7. En l’espèce, les éléments ci-dessus mentionnés ne permettent pas de déterminer avec un degré de certitude suffisant si, au regard de l’état de Mme B... lors de son passage aux urgences le 11 avril 2010, marqué en particulier par un symptôme de dysurie ayant disparu quelques heures après son apparition, il incombait à l’équipe médicale, compte tenu en particulier des recommandations de bonnes pratiques de la Haute autorité de la santé, non seulement de l’hospitaliser, tel ayant été le cas, mais également de faire réaliser un examen d’imagerie en vue d’écarter l’existence d’un syndrome de la queue de cheval.
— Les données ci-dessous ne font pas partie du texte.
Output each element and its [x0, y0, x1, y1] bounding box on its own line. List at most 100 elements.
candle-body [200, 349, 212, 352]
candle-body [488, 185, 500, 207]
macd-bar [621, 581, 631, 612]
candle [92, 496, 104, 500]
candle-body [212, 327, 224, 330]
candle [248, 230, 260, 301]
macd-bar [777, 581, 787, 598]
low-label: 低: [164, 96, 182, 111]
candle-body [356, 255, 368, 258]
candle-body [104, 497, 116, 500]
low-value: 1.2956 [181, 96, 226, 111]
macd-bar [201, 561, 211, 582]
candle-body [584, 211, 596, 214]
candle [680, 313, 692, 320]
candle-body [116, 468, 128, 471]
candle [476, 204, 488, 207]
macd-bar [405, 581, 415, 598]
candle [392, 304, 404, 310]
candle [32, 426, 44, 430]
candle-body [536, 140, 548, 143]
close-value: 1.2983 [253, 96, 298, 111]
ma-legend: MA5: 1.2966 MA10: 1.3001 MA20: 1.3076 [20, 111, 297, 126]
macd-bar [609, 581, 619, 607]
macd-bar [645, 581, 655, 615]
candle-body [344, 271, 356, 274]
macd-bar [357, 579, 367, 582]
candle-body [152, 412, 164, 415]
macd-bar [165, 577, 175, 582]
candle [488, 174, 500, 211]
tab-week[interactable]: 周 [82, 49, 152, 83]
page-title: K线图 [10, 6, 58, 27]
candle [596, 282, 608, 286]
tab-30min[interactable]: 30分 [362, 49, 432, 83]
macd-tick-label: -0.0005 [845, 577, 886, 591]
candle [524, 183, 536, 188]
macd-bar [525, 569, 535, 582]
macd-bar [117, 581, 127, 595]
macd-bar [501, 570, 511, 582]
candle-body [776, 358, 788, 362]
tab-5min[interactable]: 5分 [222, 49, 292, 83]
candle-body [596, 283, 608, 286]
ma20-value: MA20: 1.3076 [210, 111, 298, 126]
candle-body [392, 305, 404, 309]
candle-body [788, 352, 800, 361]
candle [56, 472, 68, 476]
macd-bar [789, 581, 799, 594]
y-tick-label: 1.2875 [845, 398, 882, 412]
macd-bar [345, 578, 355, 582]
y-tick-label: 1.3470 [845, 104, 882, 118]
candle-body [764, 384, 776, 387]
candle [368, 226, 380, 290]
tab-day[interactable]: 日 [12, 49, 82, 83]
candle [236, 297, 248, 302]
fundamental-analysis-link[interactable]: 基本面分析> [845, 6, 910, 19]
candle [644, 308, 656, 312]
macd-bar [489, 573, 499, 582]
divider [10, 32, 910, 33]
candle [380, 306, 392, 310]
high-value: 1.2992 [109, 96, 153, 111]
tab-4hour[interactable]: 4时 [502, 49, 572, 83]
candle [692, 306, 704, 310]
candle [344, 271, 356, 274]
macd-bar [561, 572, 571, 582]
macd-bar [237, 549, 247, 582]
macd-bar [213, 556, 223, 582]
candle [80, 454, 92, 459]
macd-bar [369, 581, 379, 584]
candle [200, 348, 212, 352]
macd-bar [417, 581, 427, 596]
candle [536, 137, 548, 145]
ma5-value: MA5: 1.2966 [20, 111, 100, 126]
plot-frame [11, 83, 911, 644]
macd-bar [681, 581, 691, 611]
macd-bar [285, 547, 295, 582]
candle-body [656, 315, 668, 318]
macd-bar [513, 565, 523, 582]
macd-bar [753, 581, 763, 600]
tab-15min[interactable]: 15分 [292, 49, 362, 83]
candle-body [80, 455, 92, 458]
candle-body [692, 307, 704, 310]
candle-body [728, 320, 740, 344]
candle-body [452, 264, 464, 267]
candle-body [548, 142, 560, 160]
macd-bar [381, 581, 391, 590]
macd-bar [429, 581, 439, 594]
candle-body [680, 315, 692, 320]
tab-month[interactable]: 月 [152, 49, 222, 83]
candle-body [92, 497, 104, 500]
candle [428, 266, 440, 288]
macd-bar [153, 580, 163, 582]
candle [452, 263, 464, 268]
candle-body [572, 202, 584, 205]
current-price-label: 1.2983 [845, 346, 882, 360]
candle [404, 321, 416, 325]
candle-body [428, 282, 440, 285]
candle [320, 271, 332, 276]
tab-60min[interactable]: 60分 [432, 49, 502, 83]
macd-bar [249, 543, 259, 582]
Il y a donc lieu pour la Cour de solliciter l’avis technique prévu par les dispositions de l’article R. 625-2 du code de justice administrative afin de déterminer si, compte tenu des éléments constatés au cours de la venue aux urgences de Mme B... le 11 avril 2010, et en l'état des connaissances scientifiques au moment des faits, l’équipe médicale aurait dû pratiquer un examen d’imagerie ou si, au contraire, la prise en charge de l’intéressée peut être regardée comme ayant satisfait aux règles de l’art.
8. Le consultant désigné par la Cour n’est pas tenu d’élaborer son avis dans le cadre d’une procédure contradictoire. Toutefois, dans l’hypothèse où il serait amené à entendre l’une des parties au procès ou à examiner des pièces produites par elle, il devrait alors associer les autres parties à ces auditions ou examens, dans toute la mesure où le respect du secret médical ne s’y oppose pas.
9. Tous droits et moyens sur lesquels il n’a pas été expressément statué par le présent arrêt sont réservés jusqu’au terme de l’instance.
D E C I D E :
Article 1er : Il sera, avant de statuer sur les conclusions de Mme B..., demandé un avis technique prévu par les dispositions de l’article R. 625-2 du code de justice administrative afin de déterminer si, compte tenu des éléments constatés au cours de la venue aux urgences de Mme B... le 11 avril 2010, et en l'état des connaissances scientifiques au moment des faits, l’équipe médicale de l’hôpital Henri-Mondor, dépendant de l’AP-HP, aurait dû faire pratiquer un examen d’imagerie ou si, au contraire, la prise en charge de l’intéressée peut être regardée comme ayant satisfait aux règles de l’art.
Article 2 : Le consultant désigné prêtera serment par écrit. L’avis et la prestation de serment seront déposés au greffe de la Cour. L’avis sera consigné par écrit à la Cour, qui le communiquera ensuite aux parties.
Article 3 : Les frais relatifs à l’avis technique sont réservés pour y être statué en fin d’instance.
Article 4 : Tous droits et moyens des parties, sur lesquels il n’est pas expressément statué par le présent jugement, sont réservés jusqu’en fin d’instance.
Article 5 : Le présent arrêt sera notifié à Mme A... B..., à l’Assistance publique-hôpitaux de Paris, à la caisse primaire d’assurance maladie du Val-de-Marne et à la mutuelle nationale des hospitaliers.
Délibéré après l’audience du 26 janvier 2026, à laquelle siégeaient :
- M. Delage, président de chambre,
- Mme Palis de Konick, première conseillère,
- M. Pény, premier conseiller.
Rendu public par mise à disposition au greffe le 10 février 2026.
Le rapporteur,
A. PENY
Le président,
Ph. DELAGE
Le greffier,
E. MOULIN
La République mande et ordonne à la ministre de la santé, des familles, de l’autonomie et des personnes handicapées en ce qui la concerne ou à tous commissaires de justice à ce requis en ce qui concerne les voies de droit commun contre les parties privées, de pourvoir à l’exécution de la présente décision.